Luzia

Companheira, empresária, mãe e avó

09 Julho 2023 | Domingo 19h14

Quem viu The Post (2017), dirigido por Steven Spielberg e com Meryl Streep e Tom Hanks na primeira fila, entendeu o significado de "têmpera". Na pele da atriz, a empresária Kay Graham, viúva do dono do renomado Washington Post no início dos anos 70 - sim, o filme baseia-se numa narrativa real - enfrenta governantes e juízes.
 Divulgação
O plano de fundo é a guerra no Vietnam. Os argumentos traçam uma perigosa linha divisória entre o direito constitucional à informação e a sempre austera segurança nacional. 

O alto comando da redação do Post, desnecessário dizer, é 100% masculino, o que torna a viuvez precoce e a inexperiência de Kay alvo de descrenças.
 
Luzia e Jurecy / Arquivo familiarNesse mesmo período, o experiente gráfico Jurecy Martins trocou o emprego seguro num semanário de Criciúma pela vontade de fundar outro.

O Independente, acanhado veículo ainda tipográfico, mas com gás pela boca, atraiu rubricas locais memoráveis, como as de Darciony Silva, Paulo de Lima e Nélson Spillere.
 
Em outubro de 1977 e também precocemente, Jurecy faleceu. Mãe de quatro crianças, a viúva Luzia arremangou e administrou um resiliente Independente até a década seguinte.

Em 1979, desempregado e numa fase turbulenta de minha vida, ela me acolheu. Varei noites com seu mano Dutra na Rua Anita Garibaldi pinçando "tipos" para manchetes.
 
Quando um vereador de um município no sul do estado falou mal do jornal, Luzia chorou. Sentiu-se ofendida na memória sua e de Jurecy. Publiquei um editorial e peguei pesado.
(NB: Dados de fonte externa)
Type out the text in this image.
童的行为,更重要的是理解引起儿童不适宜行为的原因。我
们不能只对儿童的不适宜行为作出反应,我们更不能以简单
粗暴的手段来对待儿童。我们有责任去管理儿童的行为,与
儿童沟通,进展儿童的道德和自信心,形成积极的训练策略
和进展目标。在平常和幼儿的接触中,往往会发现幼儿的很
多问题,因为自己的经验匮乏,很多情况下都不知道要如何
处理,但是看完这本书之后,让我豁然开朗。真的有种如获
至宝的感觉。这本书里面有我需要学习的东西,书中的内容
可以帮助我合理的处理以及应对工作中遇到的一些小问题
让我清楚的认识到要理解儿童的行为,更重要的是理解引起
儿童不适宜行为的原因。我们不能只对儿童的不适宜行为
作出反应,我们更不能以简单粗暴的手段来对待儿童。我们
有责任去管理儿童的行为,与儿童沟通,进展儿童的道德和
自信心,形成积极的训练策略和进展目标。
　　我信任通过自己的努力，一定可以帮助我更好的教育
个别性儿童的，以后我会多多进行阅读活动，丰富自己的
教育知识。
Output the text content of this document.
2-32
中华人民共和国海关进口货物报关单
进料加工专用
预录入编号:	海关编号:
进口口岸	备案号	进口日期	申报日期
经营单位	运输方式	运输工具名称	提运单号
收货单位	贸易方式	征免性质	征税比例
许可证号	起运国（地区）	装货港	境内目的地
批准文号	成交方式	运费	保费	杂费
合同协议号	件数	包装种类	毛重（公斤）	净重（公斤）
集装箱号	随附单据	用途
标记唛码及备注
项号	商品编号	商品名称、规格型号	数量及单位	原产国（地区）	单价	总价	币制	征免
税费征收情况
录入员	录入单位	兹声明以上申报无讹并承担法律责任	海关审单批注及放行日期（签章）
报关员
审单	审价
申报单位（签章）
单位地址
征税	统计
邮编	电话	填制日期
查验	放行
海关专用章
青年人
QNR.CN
Na semana seguinte, uma sessão solene da Câmara daquela cidade escalonou pedidos de desculpas, elogios ao Independente e odes à liberdade de imprensa.
 
Meses depois, o Correio do Sudeste - único diário no sul do estado - me acenou com proposta salarial irrecusável. "Vai", me disse ela. "Tu tens muito que crescer e não vai ser aqui." O passe livre não tinha sotaque materno. Era de irmã mais velha. Fui, mas com Luzia no coração.
 
Uma pena não tê-la reencontrado ao longo dessas décadas para lhe dizer isso. Na última quinta, aos 79 anos, Luzia Machado Martins faleceu. Não achei uma linha a respeito em blogs e portais de notícias, o que é compreensível. Luzia viveu numa época em que mulheres falavam e se faziam ouvir, sem que precisassem ser "empoderadas".
 
Na selva midiática que fatalidade e destino a jogaram, criou, educou e nos legou Elaine, Sandra, Edson, Edmilson e Eliane, além de oito netos e netas, o vereador de Criciúma e jornalista Nícola Martins no grupo.
 

Luzia com filhas e filhos, netas e netos

Também numa época em que se fala tanto em "omão" disso, "omão" daquilo, Luzia nunca quis ser "mulherão" de qualquer coisa.

Foi apenas esposa, companheira, empresária, mãe, avó. E, mais do que tudo e acima de qualquer rótulo, uma mulher de têmpera. Ponto.